Rick Perry – So What if Kids are Killed in Gaza, People “Lose Their Lives in War!” – Video

Innocent women and children are being slaughtered in Gaza, some of them killed when Israeli bombs dropped on their schools, hospitals and UN sanctioned “safe zones.” But if you listened to Rick Perry, there is no problem here. War is war and innocent people die!

In an appearance on CNN, host Candy Crowley asked Perry,“When you look at 1,700-plus civilian deaths in Gaza — the large majority of which are civilians we are told — what is your thought about that, what is your reaction to that?”

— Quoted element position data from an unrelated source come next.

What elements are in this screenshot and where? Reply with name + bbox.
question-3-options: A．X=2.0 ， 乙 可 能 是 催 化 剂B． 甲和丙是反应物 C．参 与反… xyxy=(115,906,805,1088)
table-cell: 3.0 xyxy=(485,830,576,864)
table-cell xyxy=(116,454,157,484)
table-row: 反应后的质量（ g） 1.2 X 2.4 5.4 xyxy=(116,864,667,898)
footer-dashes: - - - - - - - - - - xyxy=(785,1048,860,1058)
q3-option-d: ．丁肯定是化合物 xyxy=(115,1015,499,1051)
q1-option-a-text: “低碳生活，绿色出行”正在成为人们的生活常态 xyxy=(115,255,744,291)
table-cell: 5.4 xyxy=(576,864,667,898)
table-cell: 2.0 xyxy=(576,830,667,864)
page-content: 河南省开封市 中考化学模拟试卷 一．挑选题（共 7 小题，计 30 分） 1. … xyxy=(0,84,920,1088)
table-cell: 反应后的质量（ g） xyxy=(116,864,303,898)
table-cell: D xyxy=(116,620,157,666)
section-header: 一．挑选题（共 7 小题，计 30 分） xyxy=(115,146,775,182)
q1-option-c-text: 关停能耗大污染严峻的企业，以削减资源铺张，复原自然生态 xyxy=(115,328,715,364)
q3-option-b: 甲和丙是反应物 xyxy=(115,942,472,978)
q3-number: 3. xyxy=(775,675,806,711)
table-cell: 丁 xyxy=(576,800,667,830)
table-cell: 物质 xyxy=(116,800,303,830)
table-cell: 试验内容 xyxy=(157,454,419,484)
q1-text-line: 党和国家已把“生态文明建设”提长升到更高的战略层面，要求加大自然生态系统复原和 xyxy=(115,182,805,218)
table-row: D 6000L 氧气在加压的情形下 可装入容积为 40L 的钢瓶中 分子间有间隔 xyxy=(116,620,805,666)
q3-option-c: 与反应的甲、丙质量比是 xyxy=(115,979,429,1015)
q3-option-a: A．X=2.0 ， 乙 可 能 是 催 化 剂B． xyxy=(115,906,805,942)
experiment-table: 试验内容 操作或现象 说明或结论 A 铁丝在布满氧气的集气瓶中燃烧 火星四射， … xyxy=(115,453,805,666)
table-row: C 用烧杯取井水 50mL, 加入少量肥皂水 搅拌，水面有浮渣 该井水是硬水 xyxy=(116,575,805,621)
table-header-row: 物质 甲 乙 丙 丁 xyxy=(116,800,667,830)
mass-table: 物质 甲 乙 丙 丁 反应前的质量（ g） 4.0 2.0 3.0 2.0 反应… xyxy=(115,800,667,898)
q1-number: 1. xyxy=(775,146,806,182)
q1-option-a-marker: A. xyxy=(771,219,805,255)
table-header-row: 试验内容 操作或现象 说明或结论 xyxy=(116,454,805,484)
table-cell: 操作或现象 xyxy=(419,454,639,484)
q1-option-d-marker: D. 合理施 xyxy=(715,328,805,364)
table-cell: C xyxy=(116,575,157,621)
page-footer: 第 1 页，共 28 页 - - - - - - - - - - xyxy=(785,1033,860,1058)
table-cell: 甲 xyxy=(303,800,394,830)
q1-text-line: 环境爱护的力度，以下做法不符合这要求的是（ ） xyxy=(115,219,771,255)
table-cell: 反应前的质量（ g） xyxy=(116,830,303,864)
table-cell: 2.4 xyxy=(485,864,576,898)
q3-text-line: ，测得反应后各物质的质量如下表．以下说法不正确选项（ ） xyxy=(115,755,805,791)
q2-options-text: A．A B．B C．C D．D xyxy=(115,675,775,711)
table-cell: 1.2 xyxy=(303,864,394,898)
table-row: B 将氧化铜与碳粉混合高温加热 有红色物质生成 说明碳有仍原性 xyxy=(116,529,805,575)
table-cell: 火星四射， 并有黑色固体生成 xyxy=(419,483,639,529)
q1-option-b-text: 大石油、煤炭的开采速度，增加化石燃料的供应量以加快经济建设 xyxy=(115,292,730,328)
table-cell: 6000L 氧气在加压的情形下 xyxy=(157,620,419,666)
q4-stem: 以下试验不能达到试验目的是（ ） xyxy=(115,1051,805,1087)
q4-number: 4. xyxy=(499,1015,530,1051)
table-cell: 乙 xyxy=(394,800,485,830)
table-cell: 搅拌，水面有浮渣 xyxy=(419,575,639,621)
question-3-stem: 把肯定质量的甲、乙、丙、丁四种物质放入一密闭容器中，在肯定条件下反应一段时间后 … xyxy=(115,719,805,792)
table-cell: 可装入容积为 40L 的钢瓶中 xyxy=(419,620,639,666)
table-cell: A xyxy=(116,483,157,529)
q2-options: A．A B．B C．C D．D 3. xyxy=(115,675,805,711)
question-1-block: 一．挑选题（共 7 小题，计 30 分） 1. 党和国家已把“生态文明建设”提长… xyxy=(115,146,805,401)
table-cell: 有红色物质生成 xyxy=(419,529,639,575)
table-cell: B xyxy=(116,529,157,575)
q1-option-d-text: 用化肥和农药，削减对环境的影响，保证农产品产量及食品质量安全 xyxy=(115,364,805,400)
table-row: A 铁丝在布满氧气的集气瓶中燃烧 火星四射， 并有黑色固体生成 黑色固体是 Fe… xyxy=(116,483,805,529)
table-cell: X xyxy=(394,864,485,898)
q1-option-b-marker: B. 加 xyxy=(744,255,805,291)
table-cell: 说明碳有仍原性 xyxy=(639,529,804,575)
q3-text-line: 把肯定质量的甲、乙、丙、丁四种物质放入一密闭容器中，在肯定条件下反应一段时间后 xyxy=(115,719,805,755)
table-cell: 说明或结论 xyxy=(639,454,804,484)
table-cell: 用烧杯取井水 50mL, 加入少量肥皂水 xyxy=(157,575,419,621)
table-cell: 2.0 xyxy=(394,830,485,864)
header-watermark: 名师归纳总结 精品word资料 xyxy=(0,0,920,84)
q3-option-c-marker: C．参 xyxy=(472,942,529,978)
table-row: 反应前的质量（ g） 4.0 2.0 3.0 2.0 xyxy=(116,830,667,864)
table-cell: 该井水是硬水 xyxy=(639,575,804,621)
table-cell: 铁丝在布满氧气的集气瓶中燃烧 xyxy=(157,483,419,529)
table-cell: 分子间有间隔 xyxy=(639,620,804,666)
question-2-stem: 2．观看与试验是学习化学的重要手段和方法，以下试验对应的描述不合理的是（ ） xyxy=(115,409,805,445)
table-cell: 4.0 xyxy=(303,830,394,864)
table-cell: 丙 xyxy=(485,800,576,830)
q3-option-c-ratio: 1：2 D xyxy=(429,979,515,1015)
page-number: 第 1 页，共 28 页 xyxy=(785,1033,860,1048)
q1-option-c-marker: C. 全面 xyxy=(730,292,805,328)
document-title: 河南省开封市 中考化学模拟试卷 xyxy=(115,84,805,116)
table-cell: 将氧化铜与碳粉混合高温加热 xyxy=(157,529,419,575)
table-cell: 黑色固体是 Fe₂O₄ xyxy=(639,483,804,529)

Without any form of emotion, the gun tooting Republican governor from Texas responded;

“War is a horrible thing. There are individuals who lose their lives in war.”

“But when we have a fairly good understanding that Hamas is actually using their citizens as shields, at that particular point in time, it loses a lot of the the power, if you will, from my perspective. When you look back at Hamas’ statements that they will not be satisfied until Israel is wiped off the face of the Earth, then you start understanding the mentality a little bit better of a terrorist organization like Hamas.”

Here in America, crazy Republicans have gone into Churches to disrupt services, and in Dr. Tiller’s case, a crazy Republican even killed the man while he worshiped in Church because he didn’t share their ideology. They’re apparently accustomed to these safe zones being attacked, so Perry’s statement come as no surprise.